Image-space bidirectional scene reprojection
ACM Trans. Graphics (SIGGRAPH Asia), 30(6), 2011.
Real-time temporal upsampling through image-based reprojection of adjacent frames.
We introduce a method for increasing the framerate of real-time rendering applications. Whereas many
existing temporal upsampling strategies only reuse information from previous frames, our bidirectional
technique reconstructs intermediate frames from a pair of consecutive rendered frames. This significantly
improves the accuracy and efficiency of data reuse since very few pixels are simultaneously occluded in
both frames. We present two versions of this basic algorithm. The first is appropriate for fill-bound
scenes as it limits the number of expensive shading calculations, but involves rasterization of scene
geometry at each intermediate frame. The second version, our more significant contribution, reduces both
shading and geometry computations by performing reprojection using only image-based buffers. It warps and
combines the adjacent rendered frames using an efficient iterative search on their stored scene depth and
flow. Bidirectional reprojection introduces a small amount of lag. We perform a user study to investigate
this lag, and find that its effect is minor. We demonstrate substantial performance improvements (3-4X)

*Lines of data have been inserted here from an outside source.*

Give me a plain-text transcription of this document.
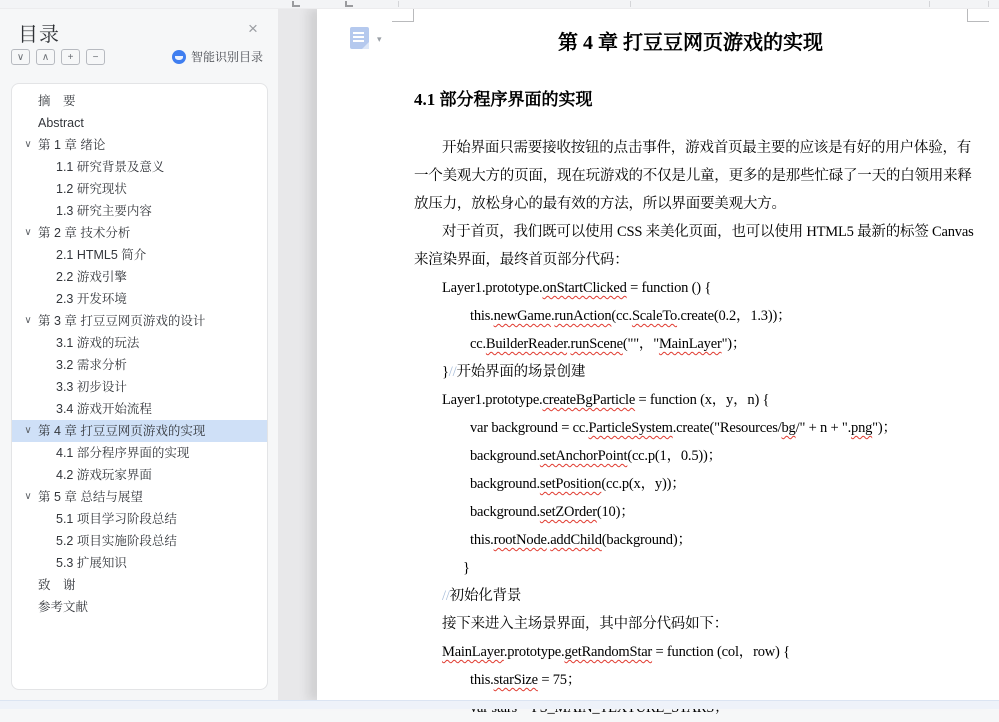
目录	×
∨	∧	+	−	智能识别目录
摘　要
Abstract
∨ 第 1 章 绪论
1.1 研究背景及意义
1.2 研究现状
1.3 研究主要内容
∨ 第 2 章 技术分析
2.1 HTML5 简介
2.2 游戏引擎
2.3 开发环境
∨ 第 3 章 打豆豆网页游戏的设计
3.1 游戏的玩法
3.2 需求分析
3.3 初步设计
3.4 游戏开始流程
∨ 第 4 章 打豆豆网页游戏的实现
4.1 部分程序界面的实现
4.2 游戏玩家界面
∨ 第 5 章 总结与展望
5.1 项目学习阶段总结
5.2 项目实施阶段总结
5.3 扩展知识
致　谢
参考文献
▾	第 4 章 打豆豆网页游戏的实现
4.1 部分程序界面的实现
开始界面只需要接收按钮的点击事件，游戏首页最主要的应该是有好的用户体验，有
一个美观大方的页面，现在玩游戏的不仅是儿童，更多的是那些忙碌了一天的白领用来释
放压力，放松身心的最有效的方法，所以界面要美观大方。
对于首页，我们既可以使用 CSS 来美化页面，也可以使用 HTML5 最新的标签 Canvas
来渲染界面，最终首页部分代码：
Layer1.prototype.onStartClicked = function () {
this.newGame.runAction(cc.ScaleTo.create(0.2，1.3))；
cc.BuilderReader.runScene(""，"MainLayer")；
}//开始界面的场景创建
Layer1.prototype.createBgParticle = function (x，y，n) {
var background = cc.ParticleSystem.create("Resources/bg/" + n + ".png")；
background.setAnchorPoint(cc.p(1，0.5))；
background.setPosition(cc.p(x，y))；
background.setZOrder(10)；
this.rootNode.addChild(background)；
}
//初始化背景
接下来进入主场景界面，其中部分代码如下：
MainLayer.prototype.getRandomStar = function (col，row) {
this.starSize = 75；
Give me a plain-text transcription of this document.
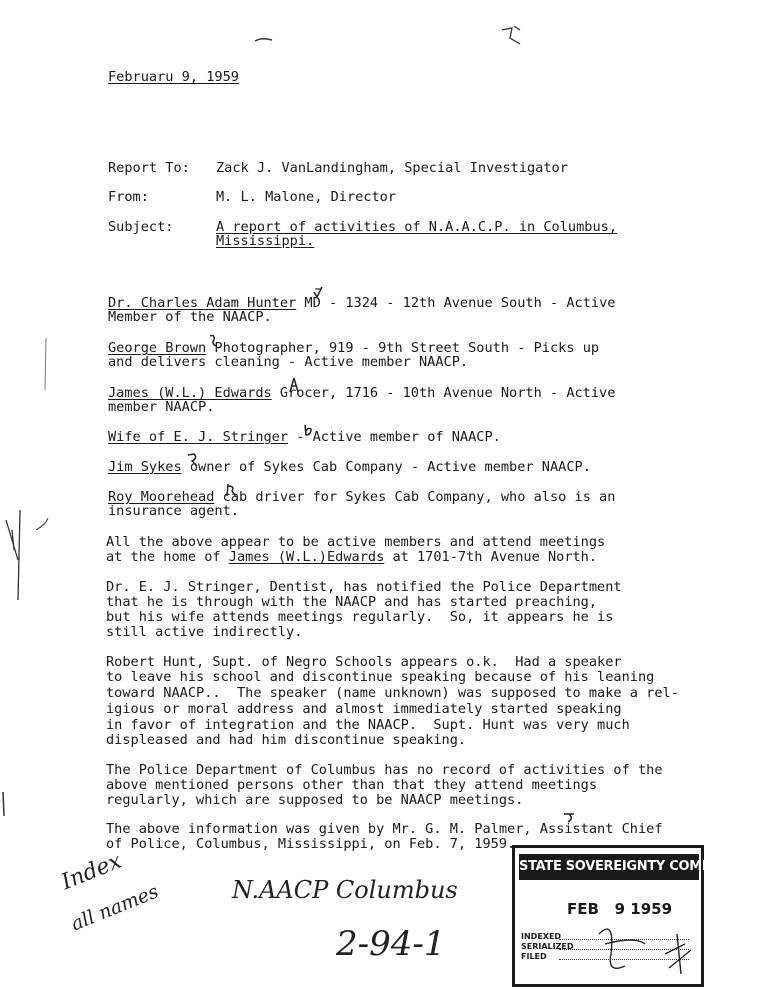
Februaru 9, 1959
Report To: Zack J. VanLandingham, Special Investigator
From:	M. L. Malone, Director
Subject:	A report of activities of N.A.A.C.P. in Columbus,
Mississippi.
Dr. Charles Adam Hunter MD - 1324 - 12th Avenue South - Active
Member of the NAACP.
George Brown Photographer, 919 - 9th Street South - Picks up
and delivers cleaning - Active member NAACP.
James (W.L.) Edwards Grocer, 1716 - 10th Avenue North - Active
member NAACP.
Wife of E. J. Stringer - Active member of NAACP.
Jim Sykes owner of Sykes Cab Company - Active member NAACP.
Roy Moorehead cab driver for Sykes Cab Company, who also is an
insurance agent.
All the above appear to be active members and attend meetings
at the home of James (W.L.)Edwards at 1701-7th Avenue North.
Dr. E. J. Stringer, Dentist, has notified the Police Department
that he is through with the NAACP and has started preaching,
but his wife attends meetings regularly.  So, it appears he is
still active indirectly.
Robert Hunt, Supt. of Negro Schools appears o.k.  Had a speaker
to leave his school and discontinue speaking because of his leaning
toward NAACP..  The speaker (name unknown) was supposed to make a rel-
igious or moral address and almost immediately started speaking
in favor of integration and the NAACP.  Supt. Hunt was very much
displeased and had him discontinue speaking.
The Police Department of Columbus has no record of activities of the
above mentioned persons other than that they attend meetings
regularly, which are supposed to be NAACP meetings.
The above information was given by Mr. G. M. Palmer, Assistant Chief
of Police, Columbus, Mississippi, on Feb. 7, 1959.
Index
all names	N.AACP Columbus
2-94-1
STATE SOVEREIGNTY COMMISSION
FEB   9 1959
INDEXED
SERIALIZED
FILED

for a variety of applications, including vertex-bound and fill-bound scenes, multi-pass effects, and motion
One nice contribution is the idea of using an iterative implicit solver to locate the source pixel
given a velocity field.
In the more recent project
Automating image morphing
using structural similarity on a halfway domain
we adapt this idea to evaluate an image morph directly in a pixel shader,
without requiring any geometric tessellation, i.e. using only “gather” operations.